Pachymic acid ameliorates myocardial ischemia and reperfusion injury by attenuating cardiomyocyte apoptosis through the regulation of the mTOR signal pathway

To explore the function and mechanism of Pachymic acid (PA) on myocardial ischemia /reperfusion. TUNEL, flow cytometry, and western blot were performed to detect the apoptosis level in neonatal mice ventricular cells (NMVCs). ATP, ROS, mPTP, JC-1, GSH, GR activity levels were assessed to evaluate the mitochondrial function. Autophagy level was detected by p-mTOR and LC3II fluorescence intensity and autophagy-associated protein level. Cardiac function was determined by Ejection fraction (EF) and shortening fraction (FS). PA inhibited the apoptosis level and recovered the mitochondrial function in NMVCs after hypoxia/reperfusion.

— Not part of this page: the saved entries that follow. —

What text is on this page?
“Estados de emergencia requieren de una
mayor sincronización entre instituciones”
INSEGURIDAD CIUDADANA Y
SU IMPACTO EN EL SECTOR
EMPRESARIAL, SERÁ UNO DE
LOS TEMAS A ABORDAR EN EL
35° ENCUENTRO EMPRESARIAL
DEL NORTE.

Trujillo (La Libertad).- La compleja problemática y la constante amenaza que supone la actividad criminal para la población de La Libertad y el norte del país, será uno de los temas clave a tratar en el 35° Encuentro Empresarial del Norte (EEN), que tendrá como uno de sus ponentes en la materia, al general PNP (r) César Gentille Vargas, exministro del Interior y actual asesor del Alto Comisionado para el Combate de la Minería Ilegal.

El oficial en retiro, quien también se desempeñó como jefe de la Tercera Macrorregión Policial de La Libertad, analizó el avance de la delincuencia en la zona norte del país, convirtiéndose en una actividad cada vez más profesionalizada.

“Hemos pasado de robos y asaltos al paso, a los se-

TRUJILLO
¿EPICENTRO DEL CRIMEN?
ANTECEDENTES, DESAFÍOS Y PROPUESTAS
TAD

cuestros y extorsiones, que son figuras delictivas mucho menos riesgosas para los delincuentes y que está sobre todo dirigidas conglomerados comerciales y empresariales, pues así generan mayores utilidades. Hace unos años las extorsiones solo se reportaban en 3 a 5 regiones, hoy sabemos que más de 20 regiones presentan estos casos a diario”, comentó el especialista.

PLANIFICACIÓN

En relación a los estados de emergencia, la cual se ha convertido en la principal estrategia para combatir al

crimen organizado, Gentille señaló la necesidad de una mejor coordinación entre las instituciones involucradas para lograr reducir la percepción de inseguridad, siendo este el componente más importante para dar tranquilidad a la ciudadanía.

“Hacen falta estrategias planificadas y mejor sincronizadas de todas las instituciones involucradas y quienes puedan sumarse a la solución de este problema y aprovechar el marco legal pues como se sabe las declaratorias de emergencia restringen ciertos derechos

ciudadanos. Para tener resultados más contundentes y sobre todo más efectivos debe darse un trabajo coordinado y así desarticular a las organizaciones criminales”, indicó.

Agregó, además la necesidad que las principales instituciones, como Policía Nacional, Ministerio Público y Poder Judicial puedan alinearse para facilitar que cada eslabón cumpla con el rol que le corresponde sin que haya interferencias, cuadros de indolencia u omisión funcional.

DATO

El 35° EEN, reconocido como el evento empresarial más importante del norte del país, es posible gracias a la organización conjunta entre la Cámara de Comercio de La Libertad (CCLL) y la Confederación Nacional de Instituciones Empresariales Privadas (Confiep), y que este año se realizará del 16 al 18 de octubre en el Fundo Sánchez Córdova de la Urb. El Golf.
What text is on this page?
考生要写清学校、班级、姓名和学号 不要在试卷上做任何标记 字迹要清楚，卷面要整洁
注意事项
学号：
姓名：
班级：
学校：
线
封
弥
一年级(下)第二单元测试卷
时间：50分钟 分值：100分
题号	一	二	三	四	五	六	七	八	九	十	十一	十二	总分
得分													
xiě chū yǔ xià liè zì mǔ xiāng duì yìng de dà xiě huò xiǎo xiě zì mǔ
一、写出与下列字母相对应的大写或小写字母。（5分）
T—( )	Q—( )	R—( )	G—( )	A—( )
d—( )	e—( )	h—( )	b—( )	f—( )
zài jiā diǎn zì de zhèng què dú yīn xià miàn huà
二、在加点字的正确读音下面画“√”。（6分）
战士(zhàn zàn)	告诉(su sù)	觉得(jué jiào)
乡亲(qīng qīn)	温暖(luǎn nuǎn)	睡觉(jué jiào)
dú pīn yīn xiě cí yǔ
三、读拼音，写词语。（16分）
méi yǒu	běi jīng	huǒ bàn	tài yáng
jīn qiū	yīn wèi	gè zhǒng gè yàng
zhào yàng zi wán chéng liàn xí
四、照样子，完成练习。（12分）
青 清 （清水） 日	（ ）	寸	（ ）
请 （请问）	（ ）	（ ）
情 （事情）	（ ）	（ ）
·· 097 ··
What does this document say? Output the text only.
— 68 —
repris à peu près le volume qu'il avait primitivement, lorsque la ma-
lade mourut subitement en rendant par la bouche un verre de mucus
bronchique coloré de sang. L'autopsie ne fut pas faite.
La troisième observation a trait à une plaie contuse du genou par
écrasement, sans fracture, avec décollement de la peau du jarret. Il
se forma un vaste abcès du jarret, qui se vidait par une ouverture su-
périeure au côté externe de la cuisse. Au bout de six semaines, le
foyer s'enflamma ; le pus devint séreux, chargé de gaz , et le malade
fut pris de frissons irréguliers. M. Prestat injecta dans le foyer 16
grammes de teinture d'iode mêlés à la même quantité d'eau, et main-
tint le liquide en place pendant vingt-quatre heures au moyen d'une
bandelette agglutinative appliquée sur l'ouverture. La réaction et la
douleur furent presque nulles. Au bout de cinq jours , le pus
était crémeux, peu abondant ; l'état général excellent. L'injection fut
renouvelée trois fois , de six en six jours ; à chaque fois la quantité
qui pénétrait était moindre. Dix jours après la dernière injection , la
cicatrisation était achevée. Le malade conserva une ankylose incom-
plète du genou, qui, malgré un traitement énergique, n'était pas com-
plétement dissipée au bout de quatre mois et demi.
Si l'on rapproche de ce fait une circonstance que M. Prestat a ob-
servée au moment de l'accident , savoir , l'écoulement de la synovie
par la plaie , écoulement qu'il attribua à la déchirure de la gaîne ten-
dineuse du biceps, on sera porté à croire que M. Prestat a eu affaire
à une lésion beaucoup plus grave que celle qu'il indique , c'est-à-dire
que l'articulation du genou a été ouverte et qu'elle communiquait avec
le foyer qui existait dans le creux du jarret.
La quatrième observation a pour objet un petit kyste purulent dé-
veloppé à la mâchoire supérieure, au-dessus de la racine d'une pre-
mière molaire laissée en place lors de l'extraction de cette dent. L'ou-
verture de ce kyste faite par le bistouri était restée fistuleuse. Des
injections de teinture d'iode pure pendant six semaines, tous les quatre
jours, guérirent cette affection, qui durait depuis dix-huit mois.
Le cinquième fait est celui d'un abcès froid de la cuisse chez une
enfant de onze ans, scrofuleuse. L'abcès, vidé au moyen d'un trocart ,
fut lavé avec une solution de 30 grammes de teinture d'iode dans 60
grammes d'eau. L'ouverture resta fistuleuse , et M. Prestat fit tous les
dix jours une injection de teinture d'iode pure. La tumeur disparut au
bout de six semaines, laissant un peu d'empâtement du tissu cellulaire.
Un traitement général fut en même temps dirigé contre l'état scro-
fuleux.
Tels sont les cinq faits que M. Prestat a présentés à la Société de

Moreover, PA markedly inhibited ischemia-reperfusion (I/R)-induced autophagy by inhibiting the protein and mRNA levels of LC3-II, Beclin1, ATG5, and ATG7 and the number of autophagosomes and by involving the mTOR pathway. An increasing EF and FS indicated the improved cardiac function, and decreasing oxidative stress was found in PA treated group. The results showed that PA blocked excessive autophagy and apoptosis in I/R mice heart or H/R NMVCs, which was mediated by activating the mTOR pathway.